O relatório destaca que a produção de alimentos é a principal causa da destruição dos ‘habitats’ naturais e da sobre-exploração de animais selvagens. “Atualmente, a agricultura ocupa cerca de um terço da área total da Terra e é responsável por quase 70 % do uso da água”, refere o documento.

Ao avaliar o impacto da atividade humana no planeta, o relatório avança com soluções para alterar a forma como se produzem e consomem os alimentos, mas garantindo que o mundo se mantenha alimentado de forma sustentável.

As pesquisas de diversos institutos citadas no texto indicam que “a humanidade está a usar os recursos de 1,6 planetas para fornecer os produtos e serviços que consumimos a cada ano”, com o investigador sueco Johan Rockström a sublinhar num prefácio ao relatório “a necessidade de uma transição urgente para um mundo que funcione dentro de um espaço operacional seguro da Terra”.
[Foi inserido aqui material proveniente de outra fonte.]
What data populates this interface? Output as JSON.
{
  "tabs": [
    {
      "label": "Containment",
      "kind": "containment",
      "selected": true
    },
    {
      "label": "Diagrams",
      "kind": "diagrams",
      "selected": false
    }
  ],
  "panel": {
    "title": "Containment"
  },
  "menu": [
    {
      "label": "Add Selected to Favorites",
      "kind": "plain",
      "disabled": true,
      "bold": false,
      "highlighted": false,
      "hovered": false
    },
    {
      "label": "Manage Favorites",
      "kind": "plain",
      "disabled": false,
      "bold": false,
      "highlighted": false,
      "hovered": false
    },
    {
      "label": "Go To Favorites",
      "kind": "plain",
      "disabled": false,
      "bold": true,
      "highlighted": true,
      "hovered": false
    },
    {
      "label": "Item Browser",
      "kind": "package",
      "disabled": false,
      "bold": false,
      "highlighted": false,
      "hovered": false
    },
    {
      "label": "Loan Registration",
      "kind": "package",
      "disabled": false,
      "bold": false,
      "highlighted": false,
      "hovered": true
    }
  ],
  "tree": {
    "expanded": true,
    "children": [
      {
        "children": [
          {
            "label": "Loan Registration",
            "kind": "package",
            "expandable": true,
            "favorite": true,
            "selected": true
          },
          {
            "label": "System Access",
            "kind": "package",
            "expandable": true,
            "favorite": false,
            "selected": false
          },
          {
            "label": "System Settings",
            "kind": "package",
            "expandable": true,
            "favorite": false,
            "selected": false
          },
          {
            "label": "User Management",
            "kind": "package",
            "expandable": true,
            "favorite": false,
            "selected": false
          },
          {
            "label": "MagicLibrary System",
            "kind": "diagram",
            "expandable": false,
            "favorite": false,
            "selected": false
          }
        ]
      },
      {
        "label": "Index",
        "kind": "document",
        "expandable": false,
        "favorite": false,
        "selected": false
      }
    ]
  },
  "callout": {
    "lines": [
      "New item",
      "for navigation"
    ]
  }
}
Um quadro analítico desenvolvido pelo Stockholm Resilience Center demonstra que a humanidade “já ultrapassou quatro das nove fronteiras planetárias – os limiares de segurança para processos críticos do sistema da Terra que mantém a vida no planeta”, precisa o documento.

“Repensar a forma como produzimos e consumimos” e “medir o sucesso e valorizar o ambiente natural” são as recomendações da WWF no quadro do atual cenário, e nas opções que devem ser postas em prática.

A proteção adequada do ambiente, uma “mudança urgente do sistema, do comportamento individual, das empresas e dos governos”, os exemplos sobre a gestão de recursos naturais ou os recentes acordos globais sobre as alterações climáticas, em particular a Agenda para o desenvolvimento sustentável 2030, constituem para os autores do documento um sinal de esperança na valorização do ambiente.

“Sabemos o que é preciso para construir um planeta resiliente para as gerações futuras, só precisamos é de agir de acordo com esse conhecimento”, acrescenta Marco Lambertini no relatório.

O Relatório Planeta Vivo 2016, principal publicação bianual da rede WWF, acompanhou entre 1970 e 2012 mais de 14.000 populações de vertebrados de mais de 3.700 espécies.